12 Aralık’ta “Sosyal Medya ve Azınlıklar” projesinin bir atölyesi için Antakya’ya gittik. Sosyal Medya ve Azınlıklar, İstanbul’da Yeniköy Panayia Rum Ortodoks Kilisesi ve Mektebi Vakfı’nın yürüttüğü bir AB projesi. Aslında azınlık vakıflarının aldığı ilk AB projesi. Projenin ana hedefi Türkiye’deki azınlıkların sosyal medya kullanımını araştırmak ve bu doğrultuda sosyal medyanın geniş toplumla ilişkideki rolünü ortaya koymak olduğu için azınlık cemaatlerinin bir memleketi olan Antakya’da da bir atölye düzenledik. Neredeyse bir tam günlük bir ziyaretti, yazacaklarım bu kadar zamanda gördüklerim ve çağırıştırdıkları üzerine olacak.

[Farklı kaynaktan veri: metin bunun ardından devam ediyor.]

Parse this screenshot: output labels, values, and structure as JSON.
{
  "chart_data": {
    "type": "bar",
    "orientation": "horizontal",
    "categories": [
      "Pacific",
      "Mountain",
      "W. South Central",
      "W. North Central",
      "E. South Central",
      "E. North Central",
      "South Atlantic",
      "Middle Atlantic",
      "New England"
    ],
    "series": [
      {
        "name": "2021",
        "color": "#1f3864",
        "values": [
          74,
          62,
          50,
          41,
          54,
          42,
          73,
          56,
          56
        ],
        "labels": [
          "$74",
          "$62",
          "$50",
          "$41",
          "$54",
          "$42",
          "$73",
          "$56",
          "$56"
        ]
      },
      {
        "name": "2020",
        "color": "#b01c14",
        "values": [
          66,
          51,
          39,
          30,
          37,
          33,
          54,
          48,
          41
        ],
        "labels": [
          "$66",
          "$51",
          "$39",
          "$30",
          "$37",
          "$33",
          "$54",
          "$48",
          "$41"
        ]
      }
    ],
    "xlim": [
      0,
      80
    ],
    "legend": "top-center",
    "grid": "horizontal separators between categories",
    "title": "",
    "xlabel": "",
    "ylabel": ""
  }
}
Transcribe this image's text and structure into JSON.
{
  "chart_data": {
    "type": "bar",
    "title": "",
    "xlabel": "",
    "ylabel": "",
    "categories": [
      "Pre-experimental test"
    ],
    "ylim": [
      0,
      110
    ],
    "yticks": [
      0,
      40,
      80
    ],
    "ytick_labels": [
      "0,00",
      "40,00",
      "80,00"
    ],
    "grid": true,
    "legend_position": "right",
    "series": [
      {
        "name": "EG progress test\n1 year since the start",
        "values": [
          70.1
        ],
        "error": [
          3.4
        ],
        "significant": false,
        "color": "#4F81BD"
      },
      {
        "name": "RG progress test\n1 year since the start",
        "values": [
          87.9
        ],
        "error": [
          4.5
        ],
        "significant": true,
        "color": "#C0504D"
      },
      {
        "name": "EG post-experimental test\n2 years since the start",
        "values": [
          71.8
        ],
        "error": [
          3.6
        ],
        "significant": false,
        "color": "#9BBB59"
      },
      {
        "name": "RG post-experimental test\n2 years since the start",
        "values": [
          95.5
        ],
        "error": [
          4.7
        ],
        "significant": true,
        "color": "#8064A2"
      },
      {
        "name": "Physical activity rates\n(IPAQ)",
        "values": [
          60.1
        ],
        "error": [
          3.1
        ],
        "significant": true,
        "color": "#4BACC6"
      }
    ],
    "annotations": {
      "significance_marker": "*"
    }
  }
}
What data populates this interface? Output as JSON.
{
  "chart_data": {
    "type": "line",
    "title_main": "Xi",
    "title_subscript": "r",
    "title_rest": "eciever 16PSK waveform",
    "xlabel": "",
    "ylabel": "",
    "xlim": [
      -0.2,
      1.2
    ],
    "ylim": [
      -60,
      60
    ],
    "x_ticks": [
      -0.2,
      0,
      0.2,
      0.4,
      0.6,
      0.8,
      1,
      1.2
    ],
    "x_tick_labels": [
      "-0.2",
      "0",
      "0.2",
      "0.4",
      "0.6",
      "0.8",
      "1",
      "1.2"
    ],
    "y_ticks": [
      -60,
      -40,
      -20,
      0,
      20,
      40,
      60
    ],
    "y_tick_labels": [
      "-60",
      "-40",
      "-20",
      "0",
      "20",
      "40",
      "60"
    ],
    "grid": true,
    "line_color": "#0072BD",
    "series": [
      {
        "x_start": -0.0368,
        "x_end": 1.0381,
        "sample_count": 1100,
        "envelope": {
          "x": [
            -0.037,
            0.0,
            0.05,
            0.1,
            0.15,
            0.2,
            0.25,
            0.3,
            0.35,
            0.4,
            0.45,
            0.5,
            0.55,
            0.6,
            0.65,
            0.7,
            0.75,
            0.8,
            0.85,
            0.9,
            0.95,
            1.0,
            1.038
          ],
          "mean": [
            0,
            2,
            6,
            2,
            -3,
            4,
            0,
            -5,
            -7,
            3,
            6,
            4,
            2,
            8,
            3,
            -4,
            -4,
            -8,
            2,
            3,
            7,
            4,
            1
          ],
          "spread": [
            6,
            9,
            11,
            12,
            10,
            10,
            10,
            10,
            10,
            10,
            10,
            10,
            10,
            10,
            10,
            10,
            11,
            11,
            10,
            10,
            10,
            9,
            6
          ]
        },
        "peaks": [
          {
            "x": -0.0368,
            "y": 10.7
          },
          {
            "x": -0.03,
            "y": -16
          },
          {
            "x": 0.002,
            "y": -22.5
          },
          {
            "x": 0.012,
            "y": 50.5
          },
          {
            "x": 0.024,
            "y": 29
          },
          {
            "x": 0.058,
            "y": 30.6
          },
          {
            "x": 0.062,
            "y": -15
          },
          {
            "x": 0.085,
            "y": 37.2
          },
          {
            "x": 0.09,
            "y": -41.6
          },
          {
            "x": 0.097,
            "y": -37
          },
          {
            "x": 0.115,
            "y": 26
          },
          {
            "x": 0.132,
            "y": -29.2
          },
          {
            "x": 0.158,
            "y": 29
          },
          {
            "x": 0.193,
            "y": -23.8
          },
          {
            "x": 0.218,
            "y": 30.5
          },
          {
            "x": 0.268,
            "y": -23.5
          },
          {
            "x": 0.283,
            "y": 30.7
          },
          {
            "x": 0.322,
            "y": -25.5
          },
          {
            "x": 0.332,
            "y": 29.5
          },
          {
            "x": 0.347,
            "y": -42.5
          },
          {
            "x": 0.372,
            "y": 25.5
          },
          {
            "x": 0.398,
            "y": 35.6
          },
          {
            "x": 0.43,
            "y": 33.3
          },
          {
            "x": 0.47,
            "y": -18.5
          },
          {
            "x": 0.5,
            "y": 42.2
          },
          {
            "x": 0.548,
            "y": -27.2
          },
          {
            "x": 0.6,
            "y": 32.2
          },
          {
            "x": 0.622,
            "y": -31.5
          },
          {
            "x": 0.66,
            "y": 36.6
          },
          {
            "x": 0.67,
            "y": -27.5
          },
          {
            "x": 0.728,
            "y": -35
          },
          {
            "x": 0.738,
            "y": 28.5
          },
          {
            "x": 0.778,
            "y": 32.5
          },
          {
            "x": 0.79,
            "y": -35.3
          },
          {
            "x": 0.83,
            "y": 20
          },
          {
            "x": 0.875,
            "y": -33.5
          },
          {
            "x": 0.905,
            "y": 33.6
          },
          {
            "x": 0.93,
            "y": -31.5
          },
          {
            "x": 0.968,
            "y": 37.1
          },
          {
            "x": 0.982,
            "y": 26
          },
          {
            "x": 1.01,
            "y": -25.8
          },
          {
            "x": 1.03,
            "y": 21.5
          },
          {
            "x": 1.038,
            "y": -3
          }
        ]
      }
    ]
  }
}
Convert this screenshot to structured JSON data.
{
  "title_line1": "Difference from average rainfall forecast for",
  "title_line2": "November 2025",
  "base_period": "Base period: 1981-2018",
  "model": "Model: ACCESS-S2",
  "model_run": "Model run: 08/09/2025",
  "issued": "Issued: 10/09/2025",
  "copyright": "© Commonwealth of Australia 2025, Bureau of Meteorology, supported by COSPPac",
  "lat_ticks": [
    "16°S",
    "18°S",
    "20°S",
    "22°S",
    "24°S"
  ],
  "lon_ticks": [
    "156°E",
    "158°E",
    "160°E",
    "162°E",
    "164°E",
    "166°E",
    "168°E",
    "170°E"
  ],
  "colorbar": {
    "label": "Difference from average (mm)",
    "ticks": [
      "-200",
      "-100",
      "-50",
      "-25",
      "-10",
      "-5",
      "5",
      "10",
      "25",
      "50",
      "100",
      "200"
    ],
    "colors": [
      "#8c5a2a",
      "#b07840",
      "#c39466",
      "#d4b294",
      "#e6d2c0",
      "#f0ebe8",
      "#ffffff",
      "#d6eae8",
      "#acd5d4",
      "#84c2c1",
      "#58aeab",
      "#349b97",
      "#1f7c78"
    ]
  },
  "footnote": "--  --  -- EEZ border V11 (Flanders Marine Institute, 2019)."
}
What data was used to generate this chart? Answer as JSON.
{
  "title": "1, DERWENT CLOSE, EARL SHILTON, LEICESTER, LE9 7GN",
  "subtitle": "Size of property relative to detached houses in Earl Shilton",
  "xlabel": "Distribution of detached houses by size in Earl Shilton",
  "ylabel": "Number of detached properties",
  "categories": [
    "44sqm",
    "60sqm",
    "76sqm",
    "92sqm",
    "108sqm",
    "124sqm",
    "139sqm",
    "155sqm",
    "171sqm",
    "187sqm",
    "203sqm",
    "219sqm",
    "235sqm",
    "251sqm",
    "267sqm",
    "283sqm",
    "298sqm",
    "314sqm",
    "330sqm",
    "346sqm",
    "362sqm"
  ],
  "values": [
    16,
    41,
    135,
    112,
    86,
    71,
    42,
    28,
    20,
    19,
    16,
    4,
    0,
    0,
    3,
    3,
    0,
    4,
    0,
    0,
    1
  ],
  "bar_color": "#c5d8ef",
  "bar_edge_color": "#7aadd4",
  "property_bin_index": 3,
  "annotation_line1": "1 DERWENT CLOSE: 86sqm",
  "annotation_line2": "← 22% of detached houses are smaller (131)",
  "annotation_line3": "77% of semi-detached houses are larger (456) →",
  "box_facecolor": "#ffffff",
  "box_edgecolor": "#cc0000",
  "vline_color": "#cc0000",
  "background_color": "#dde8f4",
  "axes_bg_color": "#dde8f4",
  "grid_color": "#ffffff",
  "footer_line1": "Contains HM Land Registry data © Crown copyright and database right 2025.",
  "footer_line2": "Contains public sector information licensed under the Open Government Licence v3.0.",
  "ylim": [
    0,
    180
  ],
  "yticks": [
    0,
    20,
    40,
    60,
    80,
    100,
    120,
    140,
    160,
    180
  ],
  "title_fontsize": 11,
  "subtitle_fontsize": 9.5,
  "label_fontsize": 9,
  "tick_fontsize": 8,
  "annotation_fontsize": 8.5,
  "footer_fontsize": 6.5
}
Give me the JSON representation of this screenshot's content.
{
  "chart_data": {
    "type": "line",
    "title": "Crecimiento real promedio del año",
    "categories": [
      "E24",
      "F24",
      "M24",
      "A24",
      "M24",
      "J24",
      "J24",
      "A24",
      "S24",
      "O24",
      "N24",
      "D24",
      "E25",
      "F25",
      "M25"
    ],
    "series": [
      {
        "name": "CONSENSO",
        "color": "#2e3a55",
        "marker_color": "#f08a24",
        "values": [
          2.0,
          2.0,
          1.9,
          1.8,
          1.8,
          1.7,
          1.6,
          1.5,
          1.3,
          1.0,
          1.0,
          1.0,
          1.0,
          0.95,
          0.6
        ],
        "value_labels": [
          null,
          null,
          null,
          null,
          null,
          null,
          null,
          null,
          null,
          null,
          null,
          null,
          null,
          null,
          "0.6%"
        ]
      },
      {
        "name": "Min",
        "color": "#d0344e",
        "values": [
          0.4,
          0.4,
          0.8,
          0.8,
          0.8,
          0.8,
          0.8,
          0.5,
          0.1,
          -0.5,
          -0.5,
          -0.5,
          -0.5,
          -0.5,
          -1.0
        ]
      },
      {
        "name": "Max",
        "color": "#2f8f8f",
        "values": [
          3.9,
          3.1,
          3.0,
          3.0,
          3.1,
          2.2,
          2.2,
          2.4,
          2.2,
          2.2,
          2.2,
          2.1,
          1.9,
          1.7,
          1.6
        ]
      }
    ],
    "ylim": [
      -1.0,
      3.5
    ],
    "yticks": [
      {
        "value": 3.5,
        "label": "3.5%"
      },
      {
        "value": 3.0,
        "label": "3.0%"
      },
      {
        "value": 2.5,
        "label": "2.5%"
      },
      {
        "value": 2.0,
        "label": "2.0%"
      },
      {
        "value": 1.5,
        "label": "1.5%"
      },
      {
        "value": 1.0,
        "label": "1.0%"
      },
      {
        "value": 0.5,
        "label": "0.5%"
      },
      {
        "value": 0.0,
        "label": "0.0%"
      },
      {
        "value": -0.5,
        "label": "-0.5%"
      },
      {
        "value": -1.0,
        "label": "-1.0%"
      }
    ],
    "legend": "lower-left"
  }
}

Suriye’de savaşın, Türkiye’de kutuplaşmaların doğrudan etkilediği bir sınır şehri Antakya. Fiziksel konumundan ötürü değil sadece; çok kültürlü yapısı, tarihi değerleri, değişen bölge koşulları altında gözlerin çevrildiği yerlerden biri olması sayılabilecek birçok sebepten birkaçı…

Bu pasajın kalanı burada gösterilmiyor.